The pace slowed with the title character’s appearance in the second half of the first act, and Joshua Blue’s one-dimensional portrayal of a depressed mamas boy didn’t help. Daveed Buzaglo’s overly cloying Sid was more distracting than amusing, but Hannah Hagerty as his girlfriend Nancy brought back some sparkle, particularly in their love duet. And when the committee flooded in for a rousing production number announcing Albert as King of the May, the cascade of reactions – Albert aghast, his mother thrilled, Lady Billows dangling the prize purse – set an enticing mixture of farce, satire and whimsy.

Britten’s witty score comes to the fore in the second act, and Field took full advantage of comic set pieces like Miss Wordsworth (Audrey Ballaro-Hagadorn) rehearsing her mischievous choral trio.
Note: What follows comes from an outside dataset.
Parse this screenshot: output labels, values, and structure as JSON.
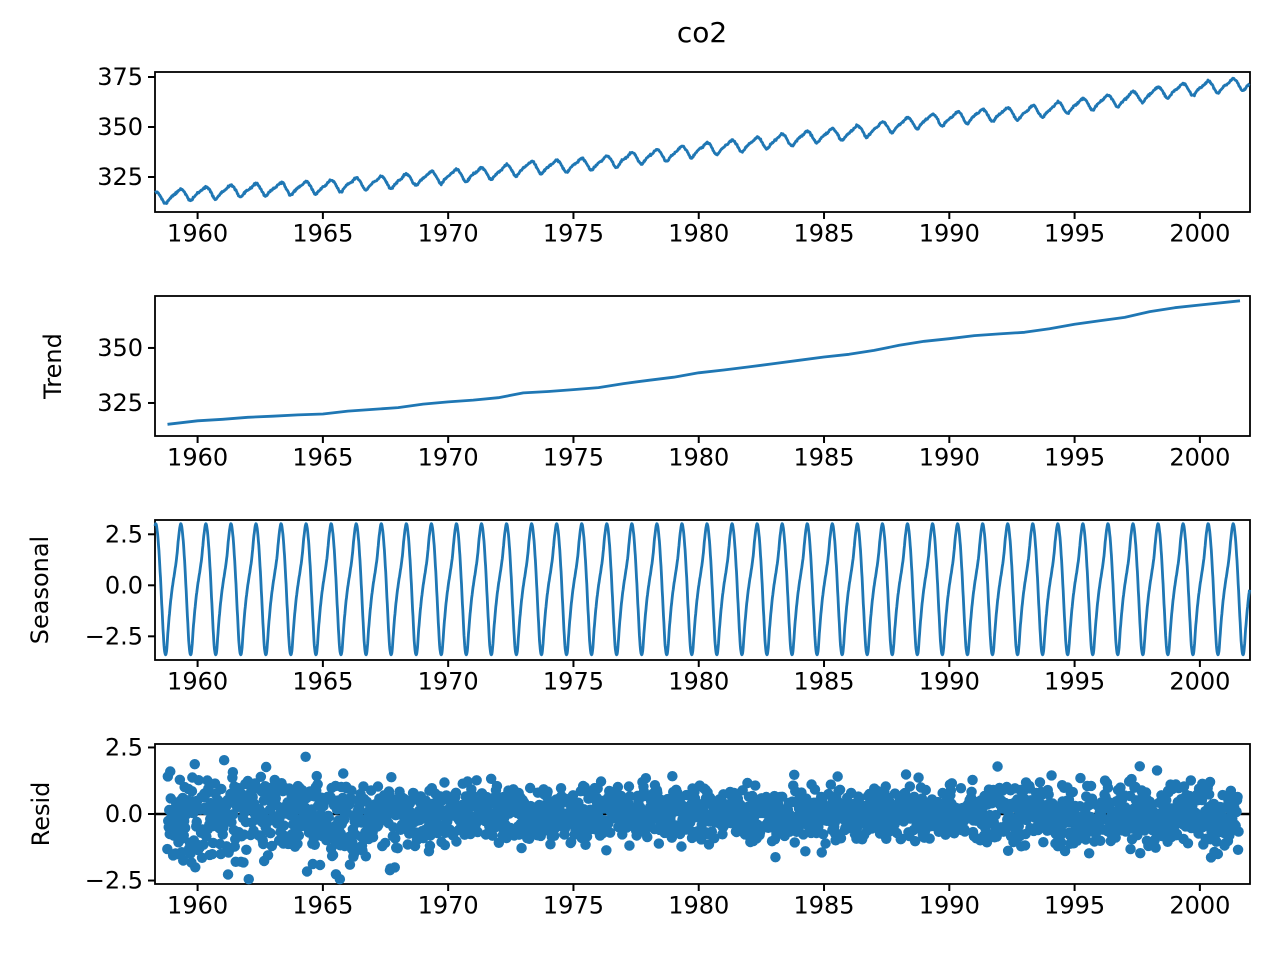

Even more impressive was the way he had his singers play to the quirks in the music – flashes of color in the woodwinds, sharp cracks of percussion – that add dimension to the characters’ personalities. The score is also notable for its many references, to which Field added a few of his own onstage. Lady Billows had a Scarlett O’Hara moment on the staircase of her home, and it took an invocation of da Vinci’s “The Last Supper” to induce Albert to get up and speak at the banquet celebrating his crowning.

Albert’s disappearance in the third act gave Hagerty a chance to shine in hand-wringing arias, and the full ensemble an opportunity to indulge in some lusty, madcap recriminations after he reappeared. The singing was uniformly strong, without a weak voice in the cast. After Albert downed a spiked drink in the second act and his character opened up, Blue blossomed into a rich, full tenor who dominated the stage by the final curtain. Monroe never failed to get a reaction to her outsized singing and acting, and the committee members crafted amusing character studies.

Much of the credit for the production’s success has to be shared with conductor Christopher Larkin, whose credits include a stint as music director of the New York City Opera touring company. Even for a small orchestra (13 pieces), the sound was remarkably transparent, clear and disciplined without losing the spontaneity that gives Albert Herring its bright spirit and momentum. Violinist Yuri Popowycz deserves special mention for a virtuoso invocation of whistling. And the orchestra’s intermezzos merited an extra round of applause.

King of the May? By the final curtain Friday night, it seemed exactly like our kind of thing.